After Hurricane Katrina many people were displaced. Some people were in centers, other people were in hotels, wherever the government or FEMA could find to place them. Some people were promised trailers to live in since their houses were destroyed but were unable to obtain them because they had no place of residence. Every step of the way, the people in charge of taking care of New Orleans kept slipping up and making mistakes. When touring one of the many refugees’ centers Barba Bush said something very insulting and insensitive,” Almost everyone I’ve talked to says, ‘We’re going to move to Houston.’ What I’m hearing, which is sort of scary, is they all want to stay in Texas. Everyone is so overwhelmed by the hospitality. And so many of the people in the arena here, you know, were underprivileged anyway, so this, this is working very well for them.” The former first lady does not seem to recognize that many of those people have nothing left to go back to. The people in charge failed them every step of the way and it would just be easier to start new where they are then start again where they were. When the president finally came to New Orleans after days, after weeks, of never even checking the situation out, he gave a speech, one where they had to turn the power back on for. The people of New Orleans hadn’t had power in days, so when their power turned back on that gave them hope but that hope was quickly torn away when the power was shut back off when the president was done with his speech. During one of our class discussions my professor Beth McCoy had informed us that during George H.W. Bush’s speech his back was drenched in sweat because that’s how hot it was in New Orleans. This was an excellent example of a quote from,” Echos in the Bones,” by Joseph Roach where he wrote,” In certain respects the tribal customs of the French and the English, including the British policy of early recall of colonial civil servants so that the locals would never see their European governors falling into illness or decrepitude.” While I can understand this in most situations, during this time frame keeping appearances is nothing but a waste of time.  

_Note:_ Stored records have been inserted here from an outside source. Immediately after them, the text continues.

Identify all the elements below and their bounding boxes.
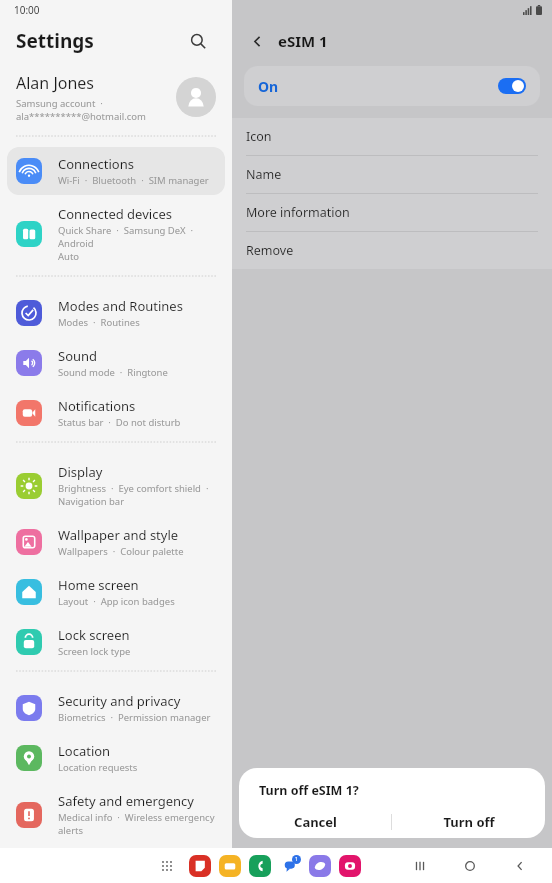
staticText: Status bar · Do not disturb <box>58 416 181 429</box>
button[interactable]: Recents <box>408 854 432 878</box>
button[interactable]: Search <box>184 27 212 55</box>
button[interactable] <box>249 855 271 877</box>
staticText: Cancel <box>294 813 337 831</box>
staticText: Modes · Routines <box>58 316 140 329</box>
staticText: On <box>258 77 498 96</box>
button[interactable]: Wallpaper and style <box>7 518 225 566</box>
button[interactable]: Location <box>7 734 225 782</box>
button[interactable]: Notifications <box>7 389 225 437</box>
button[interactable] <box>189 855 211 877</box>
staticText: Connected devices <box>58 205 172 223</box>
button[interactable]: Alan Jones <box>0 62 232 132</box>
staticText: Lock screen <box>58 626 130 644</box>
button[interactable]: Name <box>232 156 552 193</box>
staticText: Safety and emergency <box>58 792 194 810</box>
button[interactable]: Safety and emergency <box>7 784 225 845</box>
staticText: 1 <box>295 856 298 863</box>
staticText: More information <box>246 204 350 221</box>
staticText: Alan Jones <box>16 72 95 94</box>
staticText: Security and privacy <box>58 692 181 710</box>
button[interactable]: Sound <box>7 339 225 387</box>
staticText: 10:00 <box>14 3 40 17</box>
staticText: Samsung account · <box>16 97 103 110</box>
staticText: Notifications <box>58 397 136 415</box>
button[interactable]: On <box>244 66 540 106</box>
button[interactable]: Display <box>7 455 225 516</box>
staticText: Turn off <box>443 813 495 831</box>
staticText: Wi-Fi · Bluetooth · SIM manager <box>58 174 209 187</box>
staticText: Remove <box>246 242 294 259</box>
staticText: Wallpapers · Colour palette <box>58 545 184 558</box>
staticText: Layout · App icon badges <box>58 595 175 608</box>
button[interactable]: Home <box>458 854 482 878</box>
button[interactable]: Apps <box>155 854 179 878</box>
staticText: Turn off eSIM 1? <box>259 782 359 799</box>
button[interactable]: Turn off <box>392 806 545 838</box>
staticText: Modes and Routines <box>58 297 183 315</box>
button[interactable]: Modes and Routines <box>7 289 225 337</box>
staticText: Sound <box>58 347 98 365</box>
button[interactable]: Back <box>508 854 532 878</box>
staticText: Wallpaper and style <box>58 526 179 544</box>
button[interactable]: Connected devices <box>7 197 225 271</box>
staticText: Settings <box>16 28 94 54</box>
staticText: Home screen <box>58 576 139 594</box>
staticText: Biometrics · Permission manager <box>58 711 211 724</box>
staticText: Icon <box>246 128 272 145</box>
staticText: Connections <box>58 155 134 173</box>
button[interactable]: Remove <box>232 232 552 269</box>
button[interactable]: Back <box>244 28 270 54</box>
staticText: Sound mode · Ringtone <box>58 366 168 379</box>
button[interactable]: Home screen <box>7 568 225 616</box>
staticText: eSIM 1 <box>278 31 328 51</box>
staticText: ala**********@hotmail.com <box>16 110 146 123</box>
button[interactable] <box>219 855 241 877</box>
button[interactable]: Connections <box>7 147 225 195</box>
staticText: Medical info · Wireless emergency alerts <box>58 811 215 837</box>
staticText: Quick Share · Samsung DeX · Android Auto <box>58 224 216 263</box>
staticText: Location requests <box>58 761 138 774</box>
staticText: Name <box>246 166 282 183</box>
staticText: Brightness · Eye comfort shield · Naviga… <box>58 482 209 508</box>
button[interactable] <box>339 855 361 877</box>
staticText: Location <box>58 742 111 760</box>
staticText: Display <box>58 463 103 481</box>
button[interactable] <box>279 855 301 877</box>
button[interactable]: Icon <box>232 118 552 155</box>
button[interactable]: Security and privacy <box>7 684 225 732</box>
staticText: Screen lock type <box>58 645 131 658</box>
button[interactable]: Lock screen <box>7 618 225 666</box>
button[interactable] <box>309 855 331 877</box>
button[interactable]: Cancel <box>239 806 391 838</box>
button[interactable]: More information <box>232 194 552 231</box>
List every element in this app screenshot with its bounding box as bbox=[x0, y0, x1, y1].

This thought process of mine has brought me to the conclusion that the quote,” violence is the performance of waste,” symbolizes the idea of injustice being inflicted onto people which results in the waste of time that may later negatively impact said people. It is ashamed to see how let down the people of New Orleans were and how this unwillingness to act will sow deep distrust in the government within these people for generations to come.